Хильда молча кивнула.

— А если я прибавлю тебе 15 франков к ставке за съемочный день?

— Прости, Ален, но должна признаться, что я ввела тебя в заблуждение. Твои секретарши поверили моим честным голубым глазам и даже не потребовали предъявить разрешение на работу. А у меня его нет. Получила отказ. Вчера зашла в свою прежнюю гостиничку в Иври, и там мне преподнесли радостную новость: приходила полиция, расспрашивала обо мне, где я теперь живу и все такое. Словом, мне надо испаряться.

Ален Конти почесал кончик носа.

— Начнем с того, что ни в какое заблуждение ты меня не ввела: мне давным-давно все известно. Мадьяр сказал. А теперь и его кто-то заложил.
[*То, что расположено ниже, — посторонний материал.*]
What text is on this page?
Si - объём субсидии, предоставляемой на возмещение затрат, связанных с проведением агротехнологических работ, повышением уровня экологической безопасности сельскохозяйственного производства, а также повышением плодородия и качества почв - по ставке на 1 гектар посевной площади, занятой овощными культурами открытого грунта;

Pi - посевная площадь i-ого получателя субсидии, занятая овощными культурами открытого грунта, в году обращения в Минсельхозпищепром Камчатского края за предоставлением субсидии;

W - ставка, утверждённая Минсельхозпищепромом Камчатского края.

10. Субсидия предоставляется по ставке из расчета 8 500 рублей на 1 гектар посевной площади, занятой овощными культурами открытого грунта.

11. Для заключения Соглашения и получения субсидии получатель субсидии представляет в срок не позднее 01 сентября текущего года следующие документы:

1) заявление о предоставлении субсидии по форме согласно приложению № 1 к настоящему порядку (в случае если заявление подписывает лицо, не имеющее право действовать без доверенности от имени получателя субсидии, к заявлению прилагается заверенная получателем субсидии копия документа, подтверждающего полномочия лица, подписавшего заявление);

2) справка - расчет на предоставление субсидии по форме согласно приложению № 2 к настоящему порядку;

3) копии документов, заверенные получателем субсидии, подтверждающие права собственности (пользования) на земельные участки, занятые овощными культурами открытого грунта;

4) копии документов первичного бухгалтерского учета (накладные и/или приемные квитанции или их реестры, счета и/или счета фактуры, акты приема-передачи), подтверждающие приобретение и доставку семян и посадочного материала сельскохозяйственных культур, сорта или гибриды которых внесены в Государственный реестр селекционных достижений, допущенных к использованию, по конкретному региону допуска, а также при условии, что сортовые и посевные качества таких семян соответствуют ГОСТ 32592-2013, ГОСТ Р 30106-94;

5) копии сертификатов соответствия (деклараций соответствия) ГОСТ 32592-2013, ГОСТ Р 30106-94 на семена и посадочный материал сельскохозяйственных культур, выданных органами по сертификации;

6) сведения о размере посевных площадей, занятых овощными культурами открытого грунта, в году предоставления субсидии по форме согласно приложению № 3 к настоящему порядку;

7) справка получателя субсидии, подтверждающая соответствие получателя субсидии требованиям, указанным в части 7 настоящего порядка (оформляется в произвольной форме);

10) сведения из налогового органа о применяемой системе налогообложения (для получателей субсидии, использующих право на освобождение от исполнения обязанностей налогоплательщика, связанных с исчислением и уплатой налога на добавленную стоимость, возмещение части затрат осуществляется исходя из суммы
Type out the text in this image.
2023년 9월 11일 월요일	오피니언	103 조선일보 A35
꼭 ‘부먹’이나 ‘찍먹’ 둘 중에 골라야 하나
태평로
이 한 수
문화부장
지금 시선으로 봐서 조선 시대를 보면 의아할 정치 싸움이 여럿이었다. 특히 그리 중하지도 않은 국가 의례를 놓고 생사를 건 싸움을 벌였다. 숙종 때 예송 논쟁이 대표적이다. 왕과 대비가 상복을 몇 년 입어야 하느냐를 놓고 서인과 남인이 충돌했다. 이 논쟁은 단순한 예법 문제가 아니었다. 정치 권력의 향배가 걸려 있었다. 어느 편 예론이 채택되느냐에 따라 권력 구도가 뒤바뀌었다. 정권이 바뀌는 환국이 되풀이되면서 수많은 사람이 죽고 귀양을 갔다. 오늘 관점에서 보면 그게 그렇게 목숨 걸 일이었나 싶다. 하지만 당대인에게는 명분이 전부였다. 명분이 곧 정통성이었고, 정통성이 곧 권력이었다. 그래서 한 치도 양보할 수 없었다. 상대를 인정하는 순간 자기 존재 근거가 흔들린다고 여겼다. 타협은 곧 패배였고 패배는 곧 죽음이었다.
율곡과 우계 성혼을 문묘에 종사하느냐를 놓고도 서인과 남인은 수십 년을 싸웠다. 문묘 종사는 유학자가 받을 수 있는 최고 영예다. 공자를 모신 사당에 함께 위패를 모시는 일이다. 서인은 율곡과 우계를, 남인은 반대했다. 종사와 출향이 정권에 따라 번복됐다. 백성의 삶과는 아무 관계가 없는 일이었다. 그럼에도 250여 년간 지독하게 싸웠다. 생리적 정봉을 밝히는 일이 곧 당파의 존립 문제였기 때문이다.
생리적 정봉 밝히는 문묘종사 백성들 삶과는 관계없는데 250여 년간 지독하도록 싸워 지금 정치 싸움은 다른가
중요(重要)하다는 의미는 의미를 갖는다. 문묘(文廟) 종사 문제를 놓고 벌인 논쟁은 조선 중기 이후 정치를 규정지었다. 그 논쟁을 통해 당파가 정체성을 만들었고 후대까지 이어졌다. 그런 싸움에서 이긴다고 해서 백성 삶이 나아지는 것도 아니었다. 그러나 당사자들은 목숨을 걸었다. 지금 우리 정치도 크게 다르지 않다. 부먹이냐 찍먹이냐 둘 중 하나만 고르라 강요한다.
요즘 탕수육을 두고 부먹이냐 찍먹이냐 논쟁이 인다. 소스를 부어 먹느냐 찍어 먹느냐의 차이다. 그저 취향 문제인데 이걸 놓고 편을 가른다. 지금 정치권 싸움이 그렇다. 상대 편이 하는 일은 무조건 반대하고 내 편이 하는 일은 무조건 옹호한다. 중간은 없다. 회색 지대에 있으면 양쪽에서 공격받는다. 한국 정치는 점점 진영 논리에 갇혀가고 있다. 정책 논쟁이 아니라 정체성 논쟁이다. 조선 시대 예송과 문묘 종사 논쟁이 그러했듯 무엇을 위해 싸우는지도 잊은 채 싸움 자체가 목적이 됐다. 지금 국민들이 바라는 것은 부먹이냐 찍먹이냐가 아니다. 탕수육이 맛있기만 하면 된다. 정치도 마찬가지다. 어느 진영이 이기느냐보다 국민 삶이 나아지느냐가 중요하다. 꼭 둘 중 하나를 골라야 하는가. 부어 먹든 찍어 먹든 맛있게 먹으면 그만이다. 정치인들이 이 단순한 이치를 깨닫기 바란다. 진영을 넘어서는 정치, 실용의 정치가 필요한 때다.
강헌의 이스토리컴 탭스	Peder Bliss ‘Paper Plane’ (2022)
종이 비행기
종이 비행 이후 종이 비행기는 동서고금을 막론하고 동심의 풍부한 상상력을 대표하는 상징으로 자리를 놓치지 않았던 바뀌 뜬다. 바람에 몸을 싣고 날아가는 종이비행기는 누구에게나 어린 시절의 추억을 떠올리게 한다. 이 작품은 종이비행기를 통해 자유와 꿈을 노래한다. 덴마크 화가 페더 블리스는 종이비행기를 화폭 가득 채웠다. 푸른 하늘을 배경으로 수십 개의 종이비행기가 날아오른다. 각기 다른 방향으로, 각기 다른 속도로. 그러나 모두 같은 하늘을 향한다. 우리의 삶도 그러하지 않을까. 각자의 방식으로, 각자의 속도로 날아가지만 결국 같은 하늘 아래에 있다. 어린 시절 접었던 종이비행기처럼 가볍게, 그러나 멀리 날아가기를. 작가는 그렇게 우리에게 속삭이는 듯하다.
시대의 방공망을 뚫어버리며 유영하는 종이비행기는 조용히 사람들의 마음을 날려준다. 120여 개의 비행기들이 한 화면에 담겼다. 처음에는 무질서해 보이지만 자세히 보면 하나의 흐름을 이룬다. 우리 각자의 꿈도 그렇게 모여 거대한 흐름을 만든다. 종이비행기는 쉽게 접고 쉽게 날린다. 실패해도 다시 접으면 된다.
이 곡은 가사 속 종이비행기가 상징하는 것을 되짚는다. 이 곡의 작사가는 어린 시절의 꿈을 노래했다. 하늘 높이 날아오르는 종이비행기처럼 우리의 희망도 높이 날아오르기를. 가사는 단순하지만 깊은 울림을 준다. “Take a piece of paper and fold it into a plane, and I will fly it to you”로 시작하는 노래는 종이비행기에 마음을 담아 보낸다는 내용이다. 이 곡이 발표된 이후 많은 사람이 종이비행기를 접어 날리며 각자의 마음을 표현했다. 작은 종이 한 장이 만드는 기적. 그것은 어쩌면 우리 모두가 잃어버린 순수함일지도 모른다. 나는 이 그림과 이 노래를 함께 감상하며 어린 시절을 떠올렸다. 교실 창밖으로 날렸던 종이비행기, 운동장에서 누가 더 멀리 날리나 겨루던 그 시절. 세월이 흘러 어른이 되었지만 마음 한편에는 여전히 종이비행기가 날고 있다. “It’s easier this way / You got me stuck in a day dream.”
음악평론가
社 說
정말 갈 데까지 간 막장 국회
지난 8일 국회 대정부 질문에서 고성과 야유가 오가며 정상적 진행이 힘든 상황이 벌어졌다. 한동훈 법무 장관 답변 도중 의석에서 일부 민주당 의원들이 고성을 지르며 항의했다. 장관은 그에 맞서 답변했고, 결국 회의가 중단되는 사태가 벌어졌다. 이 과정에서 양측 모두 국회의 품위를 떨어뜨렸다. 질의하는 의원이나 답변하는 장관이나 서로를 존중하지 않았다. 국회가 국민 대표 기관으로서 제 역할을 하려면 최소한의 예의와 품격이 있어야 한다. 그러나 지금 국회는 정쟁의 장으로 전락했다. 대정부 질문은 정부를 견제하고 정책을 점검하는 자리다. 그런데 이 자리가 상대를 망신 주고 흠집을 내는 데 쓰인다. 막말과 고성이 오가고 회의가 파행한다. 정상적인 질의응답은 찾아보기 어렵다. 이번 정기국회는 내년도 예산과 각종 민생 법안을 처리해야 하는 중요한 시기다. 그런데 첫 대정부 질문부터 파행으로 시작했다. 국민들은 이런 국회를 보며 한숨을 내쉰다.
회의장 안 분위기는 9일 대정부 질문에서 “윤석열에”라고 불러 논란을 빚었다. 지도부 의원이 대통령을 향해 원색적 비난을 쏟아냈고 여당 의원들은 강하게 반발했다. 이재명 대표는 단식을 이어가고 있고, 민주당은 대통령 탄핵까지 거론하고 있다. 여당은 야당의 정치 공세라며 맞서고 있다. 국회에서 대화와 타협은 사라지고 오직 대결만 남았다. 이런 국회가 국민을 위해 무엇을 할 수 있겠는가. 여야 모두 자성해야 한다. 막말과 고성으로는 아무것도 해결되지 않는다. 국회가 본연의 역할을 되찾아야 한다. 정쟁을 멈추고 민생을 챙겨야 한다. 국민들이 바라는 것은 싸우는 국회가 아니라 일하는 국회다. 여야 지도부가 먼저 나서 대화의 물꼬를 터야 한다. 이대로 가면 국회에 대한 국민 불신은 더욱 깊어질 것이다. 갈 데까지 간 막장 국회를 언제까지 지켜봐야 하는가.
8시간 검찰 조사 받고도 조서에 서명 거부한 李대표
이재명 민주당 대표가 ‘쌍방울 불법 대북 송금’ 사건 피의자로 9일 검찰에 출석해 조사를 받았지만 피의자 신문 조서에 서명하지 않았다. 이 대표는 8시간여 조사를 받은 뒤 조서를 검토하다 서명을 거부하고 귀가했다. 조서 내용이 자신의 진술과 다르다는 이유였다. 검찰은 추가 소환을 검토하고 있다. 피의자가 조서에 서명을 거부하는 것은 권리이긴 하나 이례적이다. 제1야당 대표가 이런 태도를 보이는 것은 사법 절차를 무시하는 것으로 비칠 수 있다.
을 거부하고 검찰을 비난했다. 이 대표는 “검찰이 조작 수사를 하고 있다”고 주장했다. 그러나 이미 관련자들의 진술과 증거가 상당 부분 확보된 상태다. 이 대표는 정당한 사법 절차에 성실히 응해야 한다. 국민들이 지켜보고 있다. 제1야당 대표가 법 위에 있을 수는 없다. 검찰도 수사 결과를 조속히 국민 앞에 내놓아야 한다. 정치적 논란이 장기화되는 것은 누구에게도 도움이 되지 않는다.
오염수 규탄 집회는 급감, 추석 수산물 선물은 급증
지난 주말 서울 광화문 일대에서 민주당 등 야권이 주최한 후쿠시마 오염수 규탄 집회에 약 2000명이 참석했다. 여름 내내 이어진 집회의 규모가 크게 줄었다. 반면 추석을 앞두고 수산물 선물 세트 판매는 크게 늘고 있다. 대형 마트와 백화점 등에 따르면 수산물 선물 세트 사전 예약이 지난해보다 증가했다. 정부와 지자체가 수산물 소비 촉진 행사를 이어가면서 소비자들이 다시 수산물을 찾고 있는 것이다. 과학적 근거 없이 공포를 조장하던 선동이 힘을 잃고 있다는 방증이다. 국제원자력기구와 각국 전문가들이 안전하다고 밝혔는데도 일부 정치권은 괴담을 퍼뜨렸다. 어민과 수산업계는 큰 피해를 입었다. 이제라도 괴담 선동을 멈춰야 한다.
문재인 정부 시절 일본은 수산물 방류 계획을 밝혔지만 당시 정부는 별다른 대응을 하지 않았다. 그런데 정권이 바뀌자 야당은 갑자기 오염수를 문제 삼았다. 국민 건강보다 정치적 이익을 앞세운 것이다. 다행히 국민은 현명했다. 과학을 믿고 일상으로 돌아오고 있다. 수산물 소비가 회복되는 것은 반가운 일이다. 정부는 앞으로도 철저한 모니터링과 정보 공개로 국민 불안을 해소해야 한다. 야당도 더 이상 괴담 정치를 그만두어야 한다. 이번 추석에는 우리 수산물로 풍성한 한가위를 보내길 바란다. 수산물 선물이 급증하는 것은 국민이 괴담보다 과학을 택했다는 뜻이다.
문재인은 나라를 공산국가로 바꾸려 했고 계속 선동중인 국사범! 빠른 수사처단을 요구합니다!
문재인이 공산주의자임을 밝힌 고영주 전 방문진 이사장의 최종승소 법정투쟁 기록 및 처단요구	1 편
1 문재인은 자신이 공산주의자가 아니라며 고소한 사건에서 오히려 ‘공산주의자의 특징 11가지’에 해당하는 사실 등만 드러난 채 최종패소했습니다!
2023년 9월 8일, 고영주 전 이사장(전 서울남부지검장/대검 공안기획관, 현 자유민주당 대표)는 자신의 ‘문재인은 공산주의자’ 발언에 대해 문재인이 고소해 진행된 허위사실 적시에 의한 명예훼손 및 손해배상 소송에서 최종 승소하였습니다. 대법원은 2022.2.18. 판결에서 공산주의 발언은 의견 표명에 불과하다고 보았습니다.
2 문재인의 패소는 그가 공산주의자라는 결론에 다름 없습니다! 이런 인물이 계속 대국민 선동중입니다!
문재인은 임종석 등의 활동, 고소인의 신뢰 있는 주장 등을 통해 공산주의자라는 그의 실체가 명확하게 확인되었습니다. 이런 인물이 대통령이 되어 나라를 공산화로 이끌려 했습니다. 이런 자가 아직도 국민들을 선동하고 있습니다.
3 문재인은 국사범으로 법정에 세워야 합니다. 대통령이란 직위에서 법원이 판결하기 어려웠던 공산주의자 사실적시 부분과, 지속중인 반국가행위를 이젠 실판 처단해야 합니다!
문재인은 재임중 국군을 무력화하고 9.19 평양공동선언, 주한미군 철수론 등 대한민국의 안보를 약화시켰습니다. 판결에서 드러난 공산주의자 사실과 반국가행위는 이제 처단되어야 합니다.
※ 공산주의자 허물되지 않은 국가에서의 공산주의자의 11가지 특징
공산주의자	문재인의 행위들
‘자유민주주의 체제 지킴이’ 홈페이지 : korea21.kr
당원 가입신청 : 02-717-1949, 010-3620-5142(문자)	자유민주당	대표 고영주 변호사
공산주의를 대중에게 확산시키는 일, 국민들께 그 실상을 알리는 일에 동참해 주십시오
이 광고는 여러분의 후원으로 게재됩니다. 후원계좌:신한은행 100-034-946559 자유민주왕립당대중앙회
Такой вот расклад. Но не думай, что это направлено против тебя лично — ты не единственная, кто попал в передрягу. Это, по-видимому, масштабная полицейская акция. Грядет война, и государство избавляется от непрошеных гостей… Отечество, la belle France, выколачивает ковры, прежде чем постелить их под ноги наших победоносных легионов. Понимаешь?

— Нет.

— Нет так нет. Какое-то время я мог бы тебя прикрывать — пока шпикам не надоест шарить по гостиницам в Иври. Они знают, что ты работаешь на меня? Не знают. Ну и не надо облегчать им жизнь. К тому же, ты значишься первым номером в моей личной программе.

— Спасибо, Ален, но я не хочу быть номером ни в чьей программе. Надоело.

Ален Конти налил себе полстакана коньяку, сделал гигантский глоток и только тогда ответил:

— Поверь мне, девочка: все мы исполняем свой номер в чьей-то программе. Сколько нас миллиардов на этой вшивой планете? Точной цифры не знаю, но сколько есть — столько и исполняют. Вывернуться можно, только надо быть отъезжающим пассажиром, а не провожающим, который остается на вокзале. Причем лучше всего в первом классе экспресса. Весь фокус в том, чтобы не застрять, двигаться! Я при первой же встрече смекнул: твое место в купе, а не на перроне, ты для этого рождена — и я тебе твое место обеспечу. У тебя еще есть время подумать, но помни: если ничего получше не найдется, девушки, которые прошли через наши павильоны, остаются нашими девушками. Если не повезет, всегда можешь на меня рассчитывать. Найти меня легко: ты знаешь, где я пью свой коньяк.

В полутемный павильон, где по-прежнему собирали пыль затрепанные декорации гарема, влетел плешивый толстяк в свитере с высоким воротом.

— Надеюсь, я не опоздал, мсье Конти!

— Опоздать-то ты опоздал, Клод. Но я тоже надеюсь — что это в первый и последний раз. Садись, ноты вон там.